BORDA D'ÁGUA DO CONTO CURTO - 2019

 

 

HÁ MUITO TEMPO

Inspirando-me em José Cid, recordo que há muito, muito tempo, se juntavam, praticamente todas as noites, em rede, uns amigos. Nenhum de nós era já uma criança, mas certamente todos tínhamos brincado num baloiço e ao pião…

Nessa noitada, assinaram o ponto o Tempicos (amigo do peito do A. Raposo), o diácono Novena (um alter-ego malandreco do Nove), o grande Dic Roland e o Zé de Viseu que marcou presença e saiu de cena…
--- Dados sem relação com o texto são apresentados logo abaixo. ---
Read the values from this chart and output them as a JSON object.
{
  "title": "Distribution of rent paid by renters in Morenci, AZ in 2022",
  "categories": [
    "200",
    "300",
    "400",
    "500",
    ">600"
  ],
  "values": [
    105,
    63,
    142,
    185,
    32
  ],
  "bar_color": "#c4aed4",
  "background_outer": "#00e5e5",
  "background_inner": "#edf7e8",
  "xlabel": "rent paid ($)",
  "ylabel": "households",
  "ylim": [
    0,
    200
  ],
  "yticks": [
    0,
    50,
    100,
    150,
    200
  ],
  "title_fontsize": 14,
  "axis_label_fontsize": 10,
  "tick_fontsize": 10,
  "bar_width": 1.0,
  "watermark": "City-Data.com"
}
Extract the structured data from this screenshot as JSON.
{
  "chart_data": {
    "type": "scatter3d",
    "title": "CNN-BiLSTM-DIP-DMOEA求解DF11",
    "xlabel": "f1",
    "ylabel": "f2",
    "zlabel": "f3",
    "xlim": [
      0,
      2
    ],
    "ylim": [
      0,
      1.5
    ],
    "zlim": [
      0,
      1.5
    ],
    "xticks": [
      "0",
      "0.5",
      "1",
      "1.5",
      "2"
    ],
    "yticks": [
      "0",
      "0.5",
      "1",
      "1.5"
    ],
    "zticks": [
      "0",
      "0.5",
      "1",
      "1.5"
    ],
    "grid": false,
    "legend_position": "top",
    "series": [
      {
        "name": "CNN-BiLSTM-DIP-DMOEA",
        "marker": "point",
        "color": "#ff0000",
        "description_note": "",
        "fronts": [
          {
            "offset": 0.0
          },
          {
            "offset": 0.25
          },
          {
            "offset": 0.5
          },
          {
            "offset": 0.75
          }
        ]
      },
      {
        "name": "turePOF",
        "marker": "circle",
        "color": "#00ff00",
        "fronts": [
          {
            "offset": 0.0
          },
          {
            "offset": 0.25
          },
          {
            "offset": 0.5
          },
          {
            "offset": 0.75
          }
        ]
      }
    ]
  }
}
O tema era quase sempre o mesmo – as graças e desgraças da Nelinha, a deliciosamente estouvada “amiga” do Tempicos, mas que dava umas voltas com quem lhe apetecia e um tiro em quem a chateava demasiado. A brincadeira em rede prolongou-se por anos, com esta e outra heroína (a Nelinha foi, mais tarde, torpe e injustamente assassinada no Museu do Teatro e aí “nasceu” a Katinha, a filha da mãe Nelinha). O núcleo inicial e outros amigos que aderiram se encarregavam das aventuras mais loucas e divertidas….

Naquela noite, a Nelinha não se mostrava.

O Dic garantiu que ela já não andava pelos Alentejos.

O Novena estava furioso porque tinha marcado uma catequese de ambos antes de jantar e ela nem uma justificação para a ausência, o que lhe valeria uma dupla penitência na próxima confissão.

Tempicos jurava que não tivera novas nem mandados dela. E utilizou a jura mais forte e fiável que lhe conhecíamos – O Benfica não seja campeão se eu sei onde está a Nelinha!!!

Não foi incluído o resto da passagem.